3. La transformation numérique crée une dynamique

En plus de nouvelles motivations, la nouvelle génération révolutionne la manière de vendre les œuvres d’art. Selon le rapport de Deloitte et ArtTactic, les ventes aux enchères exclusivement en ligne de Sotheby’s, Christie’s et Phillips ont atteint 1,05 milliard de dollars américains en 2020, éclipsant les ventes de 168 millions de dollars américains en 2019. Le rapport 2021 d’Artsy a fait état d’une hausse de 30 % entre 2020 et 2021 du nombre de collectionneurs ayant acheté une œuvre d’art en ligne.

Les plateformes en ligne comme Artland et Peggy rendent le marché de l’art plus transparent et davantage accessible.

Les médias sociaux servent également de moyen d’expression pour les artistes, bouleversant le modèle classique d’exposition en galerie d’art. « Il existe des artistes qui n’ont vraiment plus besoin d’être exposés en galerie, car ils ont 50 000 abonnés sur Instagram et communiquent directement avec leur propre auditoire, a ajouté Heuring. Ils partagent leur processus de création tout au long de l’année, puis proposent à la vente leurs œuvres achevées et leur propre auditoire les achètent directement auprès d’eux. »

4. L’engouement pour la chaîne de blocs propulse les jetons non fongibles au premier plan

Malgré l’engouement autour des jetons non fongibles, une forme d’actif numérique unique stocké dans la chaîne de blocs, Christie’s et Sotheby’s ont seulement vendu 240 millions de dollars américains à la fois de jetons non fongibles d’art et de collections numériques, un faible pourcentage de leurs ventes collectives globales.

Mais la technologie de la chaîne de blocs offre l’avantage de la traçabilité. « Il existe des artistes très consciencieux qui utilisent le certificat numérique pour leurs œuvres d’art physique ou des projets complexes d’œuvre d’art numérique », explique Sara Johnson, vice-présidente, Planification de legs, Successions, œuvres d’art et actifs numériques, Services de planification, Clientèle fortunée – International chez RBC Gestion de patrimoine au Canada. » Du point de vue des collectionneurs, Johnson compare l’intérêt pour les investissements dans les jetons non fongibles au début de la ruée vers l’or. « Les plateformes de jetons non fongibles semblent sans cesse se renouveler, a-t-elle ajouté. Les risques demeurent élevés, en particulier concernant l’évaluation globale, les paiements en cryptomonnaies et l’avenir des redevances versées aux artistes fondées sur le code, a-t-elle dit. À mesure que le marché se développe, les risques sont mieux maîtrisés, mais la courbe d’apprentissage quotidienne est exponentielle et les épreuves rencontrées sont très enrichissantes. »
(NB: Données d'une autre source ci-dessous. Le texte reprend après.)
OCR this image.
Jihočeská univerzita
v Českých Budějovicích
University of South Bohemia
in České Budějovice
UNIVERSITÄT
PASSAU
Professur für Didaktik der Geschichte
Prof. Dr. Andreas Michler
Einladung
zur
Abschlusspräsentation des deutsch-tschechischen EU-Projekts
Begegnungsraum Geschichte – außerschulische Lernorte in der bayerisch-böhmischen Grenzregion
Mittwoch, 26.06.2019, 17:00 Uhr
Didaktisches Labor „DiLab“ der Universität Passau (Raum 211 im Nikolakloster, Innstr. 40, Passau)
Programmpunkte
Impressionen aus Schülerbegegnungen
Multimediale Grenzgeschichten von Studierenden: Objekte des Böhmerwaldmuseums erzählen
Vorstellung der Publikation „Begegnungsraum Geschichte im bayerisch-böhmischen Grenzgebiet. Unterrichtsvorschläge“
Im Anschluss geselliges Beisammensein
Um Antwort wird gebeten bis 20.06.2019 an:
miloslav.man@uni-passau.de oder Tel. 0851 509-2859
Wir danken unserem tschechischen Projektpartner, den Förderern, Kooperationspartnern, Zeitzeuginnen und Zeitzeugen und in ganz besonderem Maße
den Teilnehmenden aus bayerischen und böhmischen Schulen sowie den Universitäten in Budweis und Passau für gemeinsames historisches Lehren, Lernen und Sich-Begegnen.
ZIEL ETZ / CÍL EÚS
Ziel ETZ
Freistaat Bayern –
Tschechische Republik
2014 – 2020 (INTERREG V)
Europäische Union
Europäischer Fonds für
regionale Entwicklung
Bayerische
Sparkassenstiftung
5. Vers une meilleure reconnaissance des artistes canadiens

Une autre tendance dominante est l’essor grandissant de l’art du Canada à l’échelle mondiale. « Les arts visuels au Canada restent un des domaines peu reconnus au niveau international, indique Hancherow, en ajoutant que l’art canadien de manière générale peut sembler sous-estimé et sous-évalué dans le monde entier. Néanmoins, je pense que cette situation est en train de changer. »

Il mentionne les grandes expositions réalisées par des artistes canadiens à Venise qui ont contribué à donner plus de visibilité à ces artistes. « En ce qui concerne l’art des Autochtones et des Inuits, je pense que le Canada fait davantage d’efforts pour le mettre en valeur en comparaison avec ce que font les autres pays colonialistes. Cette démarche va dans le bon sens », ajoute Hancherow. Elle va dans le sens de l’intérêt croissant pour les artistes noirs, autochtones ou de couleur. Sur ce sujet, il met néanmoins en garde sur le fait que cette évolution n’est pas forcément un indicateur d’une meilleure représentativité ou d’équité. « Bien que nous avons constaté un plus grand nombre d’artistes de couleur, d’artistes autochtones, d’artistes femmes dans le monde de l’art, le fossé reste grand, leurs œuvres d’art étant toujours moins bien reconnues que celles de leurs homologues masculins. »

En fin de compte, selon Hancherow, la notoriété croissante de l’art du Canada s’inscrit dans une histoire plus large, à l’origine des tendances qui redéfinissent le monde de l’art. Le monde de l’art devient plus inclusif, plus innovant, plus accessible et la nouvelle génération désireuse d’avoir un impact social est là pour y veiller.